OTTAWA – Dans sa nouvelle évaluation indépendante du Rapport d’étape 2023 sur le Plan de réduction des émissions du gouvernement canadien, l’Institut climatique du Canada montre que le pays a fait de belles avancées pour réduire ses émissions, mais qu’il lui faudra encore accélérer le rythme et la cadence s’il veut atteindre sa cible pour 2030.

Les politiques actuelles portent fruit – le Canada est en voie d’atteindre 85 à 90 % de ses cibles d’émissions 2030. L’évaluation de l’Institut comprend des modélisations qui montrent que les émissions seraient plus élevées de 7 % aujourd’hui, et de 41 % en 2030, n’eût été les mesures climatiques appliquées au pays depuis 2015 par tous les ordres de gouvernement.
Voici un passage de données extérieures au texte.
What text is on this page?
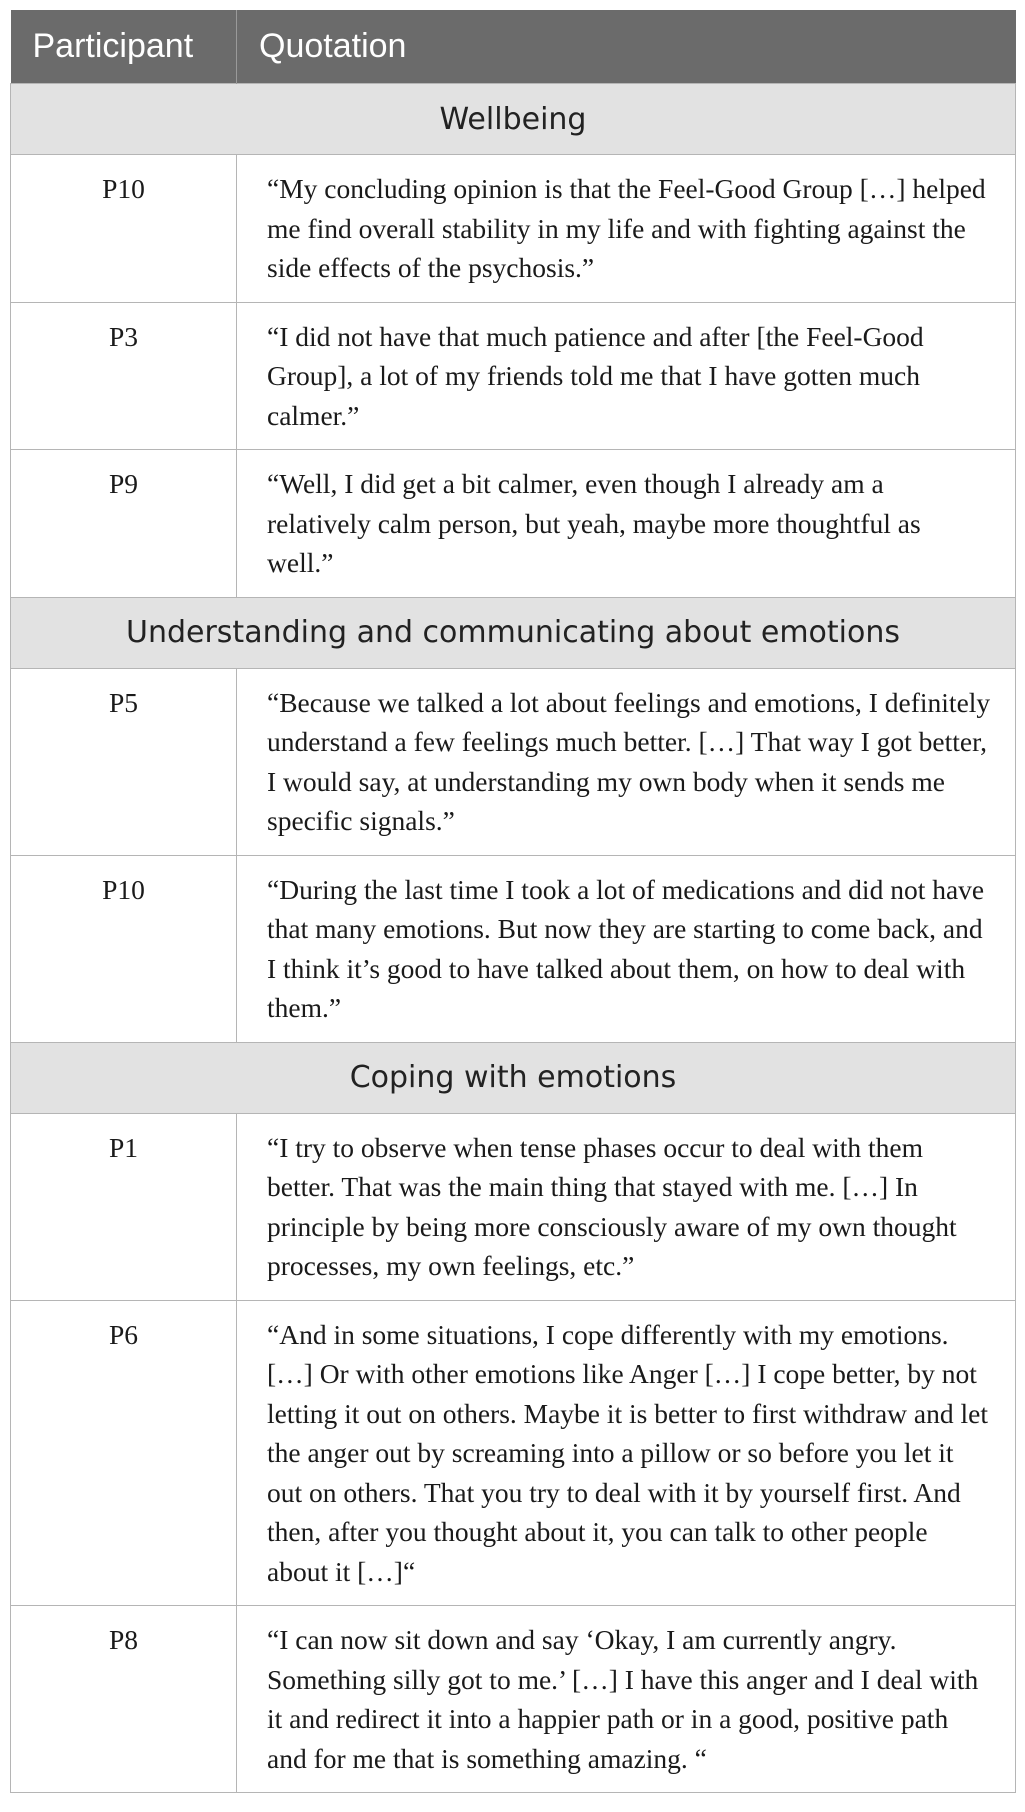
Participant	Quotation
Wellbeing	
P10	“My concluding opinion is that the Feel-Good Group […] helped me find overall stability in my life and with fighting against the side effects of the psychosis.”
P3	“I did not have that much patience and after [the Feel-Good Group], a lot of my friends told me that I have gotten much calmer.”
P9	“Well, I did get a bit calmer, even though I already am a relatively calm person, but yeah, maybe more thoughtful as well.”
Understanding and communicating about emotions	
P5	“Because we talked a lot about feelings and emotions, I definitely understand a few feelings much better. […] That way I got better, I would say, at understanding my own body when it sends me specific signals.”
P10	“During the last time I took a lot of medications and did not have that many emotions. But now they are starting to come back, and I think it’s good to have talked about them, on how to deal with them.”
Coping with emotions	
P1	“I try to observe when tense phases occur to deal with them better. That was the main thing that stayed with me. […] In principle by being more consciously aware of my own thought processes, my own feelings, etc.”
P6	“And in some situations, I cope differently with my emotions. […] Or with other emotions like Anger […] I cope better, by not letting it out on others. Maybe it is better to first withdraw and let the anger out by screaming into a pillow or so before you let it out on others. That you try to deal with it by yourself first. And then, after you thought about it, you can talk to other people about it […]“
P8	“I can now sit down and say ‘Okay, I am currently angry. Something silly got to me.’ […] I have this anger and I deal with it and redirect it into a happier path or in a good, positive path and for me that is something amazing. “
Le Canada fait aussi des avancées substantielles dans la mise en œuvre des politiques. Depuis le lancement du plan national d’action climatique en mars 2022, plusieurs politiques majeures ont soit pris effet, soit bien progressé vers leur entrée en vigueur, notamment le Règlement sur les combustibles propres, la nouvelle tarification du carbone, le projet de règlement sur l’électricité propre et le plafond proposé pour les émissions pétrogazières.

En dépit de ces signes de progrès, le Canada risque de rater sa cible de 2030 s’il ne prend pas d’autres mesures. Même avec l’application et le resserrement des politiques actuellement en place comme de celles encore sur la table, on s’attend à ce qu’en 2023, les émissions arrivent de 34 à 36 % sous les niveaux de 2005, ce qui est en deçà de la cible nationale de 40 %. L’analyse montre aussi qu’en 2026, les émissions auront fléchi de 19 % par rapport à 2005 pour rater de peu l’objectif intermédiaire du gouvernement de 20 %.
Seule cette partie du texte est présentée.